If you're starting from zero today and you want to be in beta with paying customers in 16 weeks or fewer, here's the path that actually works.

  1. Decide your category and risk class first. Patient/provider/payer/pharma. PHI yes/no. FDA SaMD class. This is a 1-week conversation with a regulatory consultant ($1k-$3k). Skip it and you'll redo work later.
  2. Lock your stack to HIPAA-eligible vendors from day one. Next.js or Expo, Postgres on a BAA-eligible host, Clerk + WorkOS for auth, Twilio for video, Stripe for payments, Redox or Particle Health if EHR matters. No retrofitting.
  3. Book one Senior engineer for the build window, replace by week if needed. A Senior at $1,500/week for 12 weeks is $18,000 in engineering, plus a Lead at $2,000/week for week 1 architecture and week 11 launch review. That's $22,000 in engineer cost for a Tier 1 patient-facing V1, or roughly $40,000-$70,000 for a Tier 2 telemedicine V1 with pair coverage.
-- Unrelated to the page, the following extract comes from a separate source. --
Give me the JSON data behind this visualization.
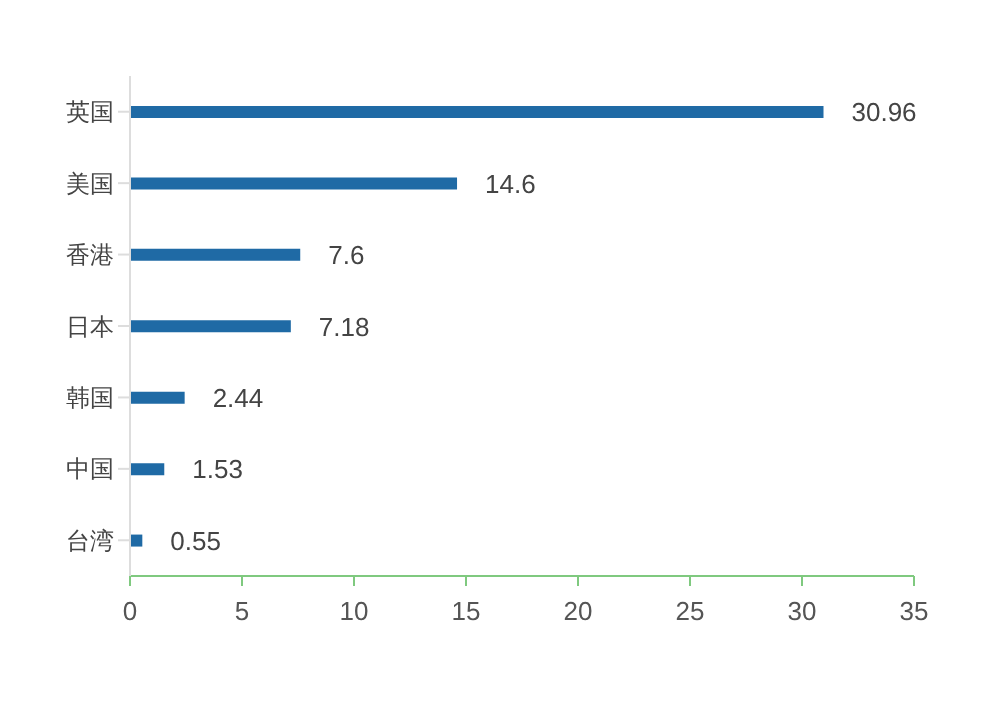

That last step works if you already have a healthcare-fluent engineer. If you don't, browse the Cadence engineer pool and start the 48-hour trial. You'll know in 2 days whether the engineer ships at the speed you need before you commit to week 2.

If you're sizing a healthcare app right now, book a Mid or Senior engineer on Cadence for a 48-hour trial. Replace any week, no notice, weekly billing. It's faster than getting a real quote from most agencies.

FAQ

Do I need to be HIPAA compliant before launch?

If your app touches PHI, even one row in one table, yes. PHI is a low bar: a name plus a health condition or a doctor's note plus an email is enough. The fines for a covered entity that hits a breach without a Security Risk Analysis on file start at $50,000 per violation. Get the BAAs signed and the risk analysis documented before your first real user.

What's the difference between a wellness app and a medical app?

Wellness apps make no medical claims (no diagnosis, no treatment, no condition management) and avoid PHI. Medical apps diagnose, treat, manage a condition, or store PHI. The line matters because medical apps trigger HIPAA, and depending on what they claim, FDA SaMD review. "Helps you sleep better" is wellness. "Detects sleep apnea" is medical.

How long does it take to ship a healthcare app V1?

A Tier 1 patient-facing app: 8 to 12 weeks. A Tier 2 production launch with HIPAA fully scoped: 14 to 22 weeks. A Tier 3 scaled platform: 24 to 40 weeks before launch, plus FDA review time on top if you're class II or higher.

Can I build a healthcare app solo as a non-technical founder?

For a wellness prototype with no PHI, yes (no-code tools like Glide, Adalo, or Bubble work). For anything touching PHI or making medical claims, no. The compliance and integration surface area needs an engineer who has shipped a HIPAA-compliant app before. The good news: that's a 4-to-12 week relationship, not a hire.

What tech stack should I use?

Next.js or Expo on the frontend, Postgres on a HIPAA-eligible host (AWS RDS with BAA, Aptible, or Vercel + Neon Enterprise with BAA), Clerk or Auth0 for auth (both sign BAAs), Twilio for video, Stripe for payments, Redox or Particle Health for EHR integration. Avoid any vendor that won't sign a BAA, full stop.